The European Parliament recently passed a declaration of intent
to support legislation that calls for "...a
ban on leg-hold traps in Common Market nations and the labeling
of imported products made from furs stripped off animals caught
in steel-jawed traps (O'Donoghue 1988:1)." While this specific
legislation does not call for a total boycott of trapped furs,
I suspect it is the first step toward such an end. If the labeling
legislation is enacted, it will directly impact indigenous Alaskan
trappers as Europe is the ultimate market for many Alaskan furs
and most trappers use the affordable, efficient and portable steel-jaw
trap.
However, I do not think the real question here is simply the ethnocentrically-determined
humanness of specific trapping devices. Rather, it is a long-standing
and much larger question of whether or not the words of tribal
peoples will continue to fall on deaf ears in the industrialized
world. They will if the cultural and subsistence activities of
indigenous Northern people continue to be viewed within the cultural
framework of western nation-states. They will if indigenous cultural
practices are not differentiated from the practices of the western
industrial system which have despoiled the global environment.

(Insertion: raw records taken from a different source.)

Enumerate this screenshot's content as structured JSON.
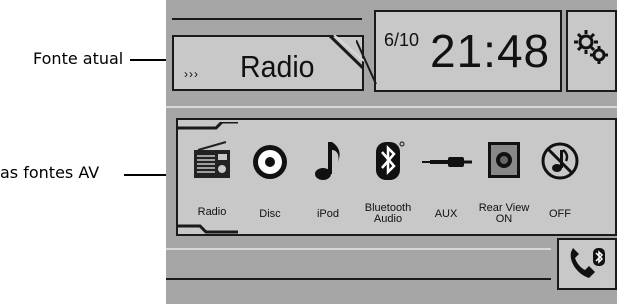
{
  "callouts": {
    "current_source": "Fonte atual",
    "av_sources": "as fontes AV"
  },
  "source_panel": {
    "arrows": "›››",
    "label": "Radio"
  },
  "clock": {
    "date": "6/10",
    "time": "21:48"
  },
  "av_sources": [
    {
      "label": "Radio",
      "icon": "radio-icon"
    },
    {
      "label": "Disc",
      "icon": "disc-icon"
    },
    {
      "label": "iPod",
      "icon": "music-note-icon"
    },
    {
      "label": "Bluetooth Audio",
      "label_line1": "Bluetooth",
      "label_line2": "Audio",
      "icon": "bluetooth-icon"
    },
    {
      "label": "AUX",
      "icon": "aux-cable-icon"
    },
    {
      "label": "Rear View ON",
      "label_line1": "Rear View",
      "label_line2": "ON",
      "icon": "rear-camera-icon"
    },
    {
      "label": "OFF",
      "icon": "off-icon"
    }
  ],
  "icons": {
    "settings": "gears-icon",
    "phone": "bluetooth-phone-icon"
  },
  "colors": {
    "screen_bg": "#a6a6a6",
    "panel_bg": "#c8c8c8",
    "border": "#1a1a1a"
  }
}
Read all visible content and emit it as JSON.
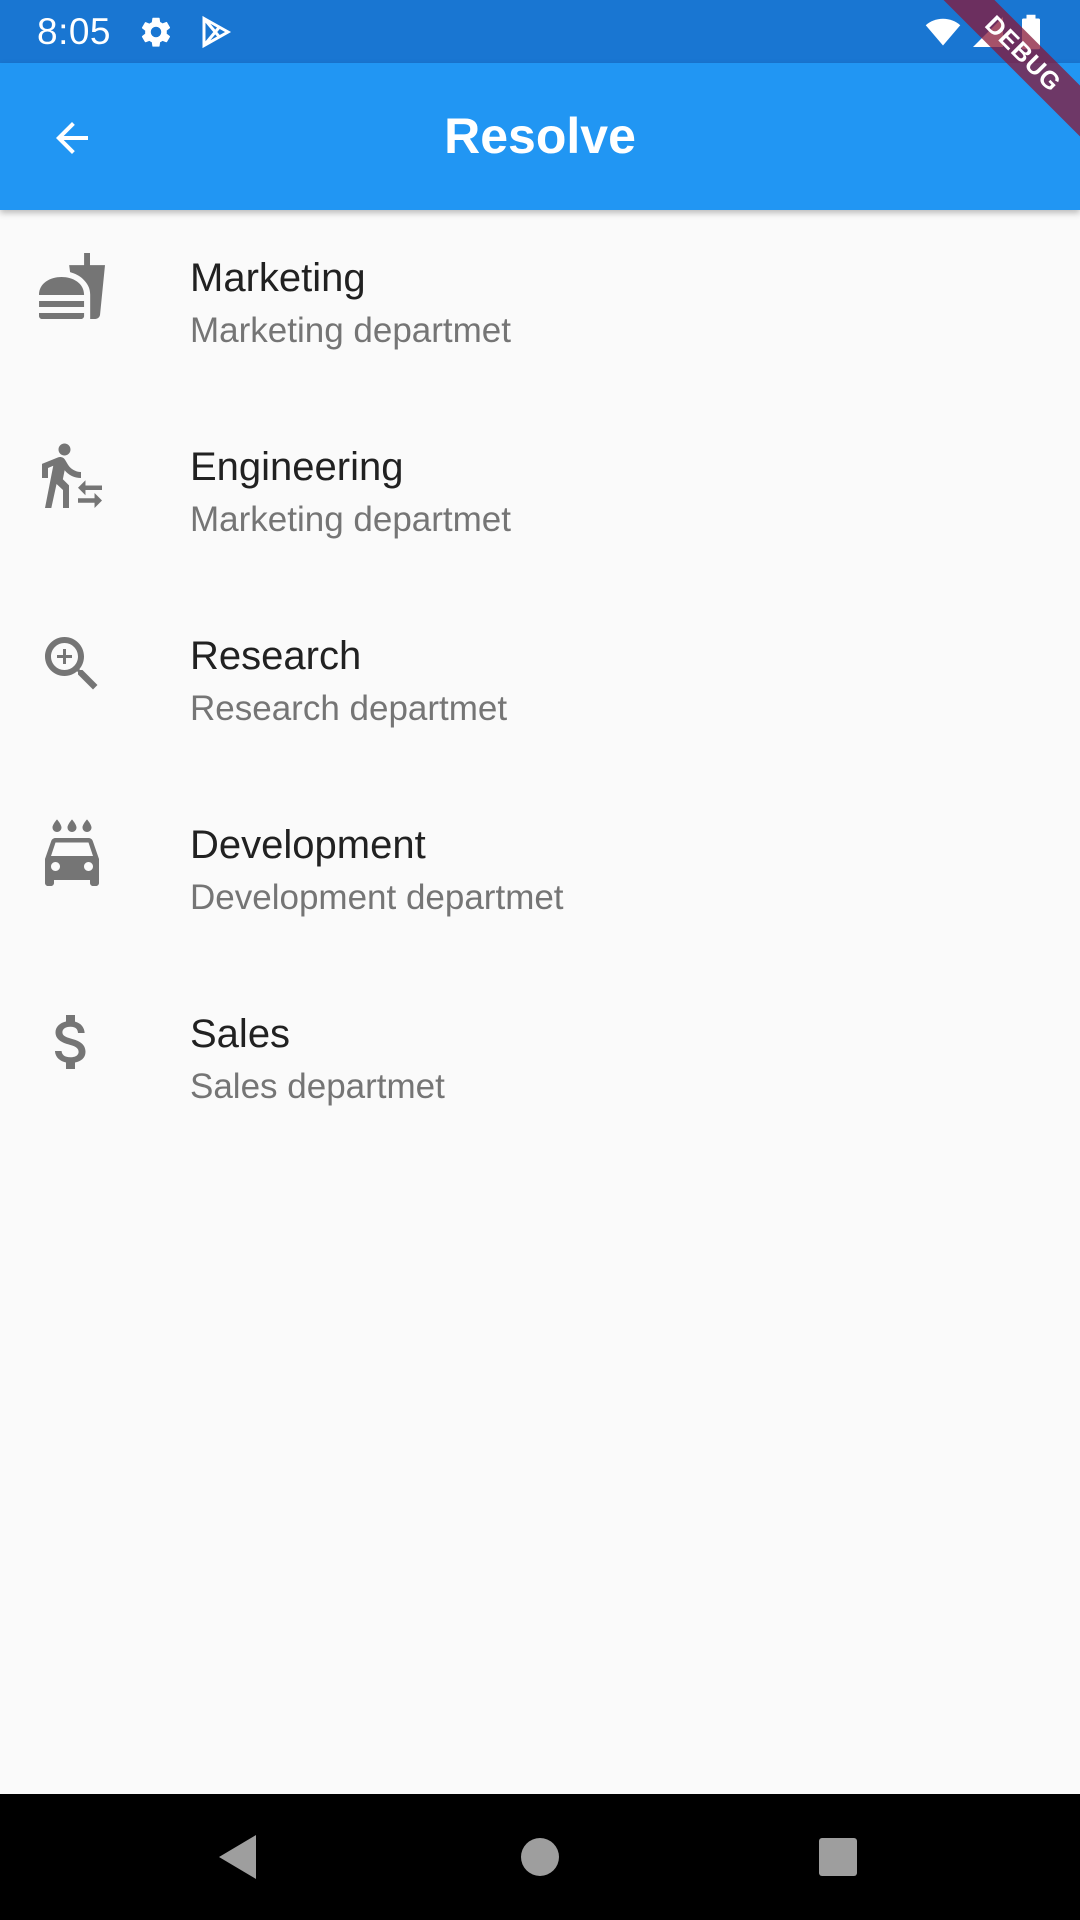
{
  "status_bar": {
    "time": "8:05",
    "icons": [
      "settings-icon",
      "play-store-icon",
      "wifi-icon",
      "signal-icon",
      "battery-icon"
    ],
    "background": "#1976d2"
  },
  "app_bar": {
    "title": "Resolve",
    "back_icon": "arrow-back-icon",
    "background": "#2196f3"
  },
  "debug_banner": {
    "label": "DEBUG"
  },
  "departments": [
    {
      "icon": "fastfood-icon",
      "title": "Marketing",
      "subtitle": "Marketing departmet"
    },
    {
      "icon": "transfer-within-station-icon",
      "title": "Engineering",
      "subtitle": "Marketing departmet"
    },
    {
      "icon": "zoom-in-icon",
      "title": "Research",
      "subtitle": "Research departmet"
    },
    {
      "icon": "local-car-wash-icon",
      "title": "Development",
      "subtitle": "Development departmet"
    },
    {
      "icon": "attach-money-icon",
      "title": "Sales",
      "subtitle": "Sales departmet"
    }
  ],
  "nav_bar": {
    "buttons": [
      "back-icon",
      "home-icon",
      "recents-icon"
    ]
  },
  "colors": {
    "icon_gray": "#757575",
    "title_text": "#212121",
    "subtitle_text": "#757575",
    "page_background": "#fafafa"
  }
}
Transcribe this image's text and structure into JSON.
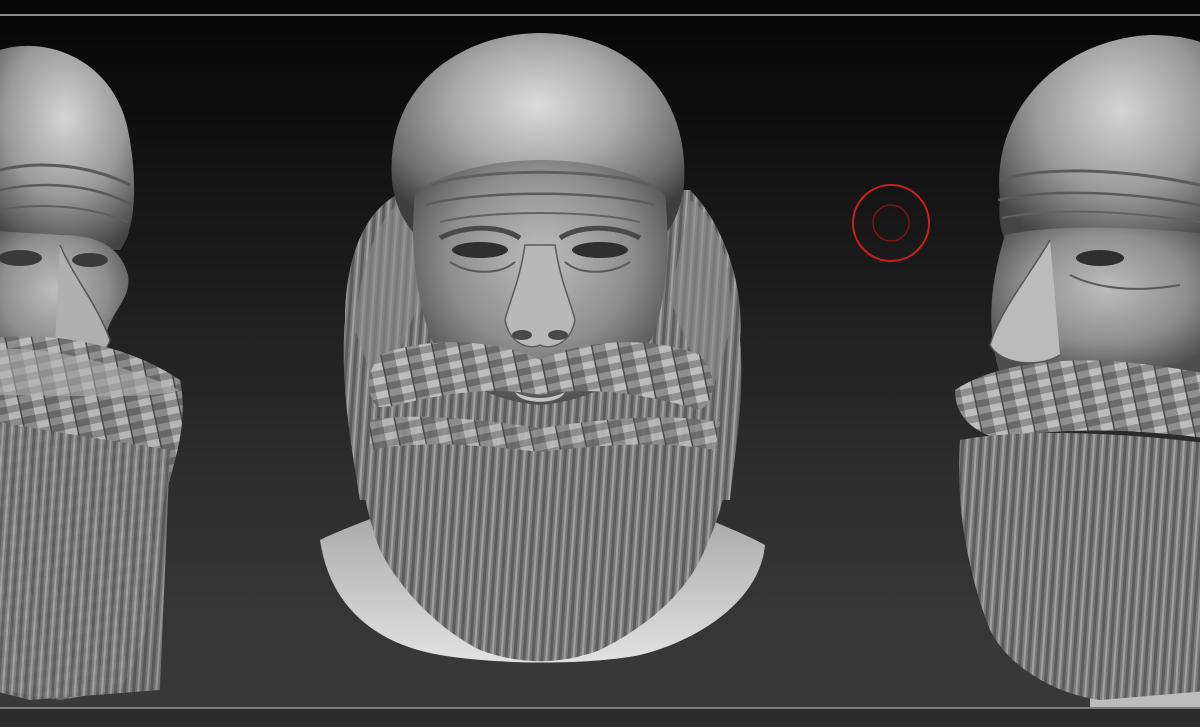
{
  "document": {
    "kind": "3D sculpt viewport render",
    "views": [
      {
        "name": "left-three-quarter"
      },
      {
        "name": "front"
      },
      {
        "name": "right-three-quarter"
      }
    ]
  },
  "colors": {
    "background_top": "#060606",
    "background_bottom": "#3a3a3a",
    "clay": "#9a9a9a",
    "clay_highlight": "#d9d9d9",
    "clay_shadow": "#3c3c3c",
    "beard_card_light": "#b5b5b5",
    "beard_card_dark": "#555555",
    "brush_cursor": "#cc1f1f",
    "frame_rule": "#8c8c8c"
  },
  "icons": {
    "brush_cursor": "draw-size-circle-icon"
  }
}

They will if people believe that the subsistence way of life is
not a dynamic, responsive adaptive system anchored in the land.
And finally, they will if people continue to simplistically place
the rights of animals equal to or above the rights of humans.
References
Adler, Jerry, Lynda Wright and Bill White. 1988. Just One Mammal
Helping Another. Newsweek (October 31):74-77.
Christian Science Monitor. 1988. U.S. Soviets join in whale
'summit'. October 27:3.
Classen, Thomas J. 1986. Letter to the Editor of the Fairbanks
Daily News-Miner. December 16:4.
Fain, Jim. 1988. Trapped Whales a Whimsical Media Event. Fairbanks
Daily News-Miner. October 28:4.
Hansen, Kenneth. 1988. Community Based Enterprises In The North:
Cooperatives. Unpublished Rural Development Senior Project.
University of Alaska Fairbanks.
Herscovici, Alan. 1985. Second Nature: The Animal Rights Controversy.
Toronto: CBC Enterprises.
Indigenous Survival International. 1988. Invitational Letter to
Fourth ISI Assembly. Anchorage: ISI-Alaska Steering Committee.
Kilpatrick, James. 1988. Whale Rescue Showed Best of Humankind. Fairbanks
Daily News-Miner. November 2:4.
O'Donoghue, Brian. 1988. European Fur-labelling Policy Would Put
the Bite on Trapping. Fairbanks Daily News-Miner. November
12: 1 and 8.
Ross, David P. and Peter J. Usher. 1986. From the Roots Up:
Economic Development as if Community Mattered. Croton-on-Hudson,
New York: The Bootstrap Press.
Wiedemann, Eric. 1987. Is Saving the Seals Killing the Eskimos?.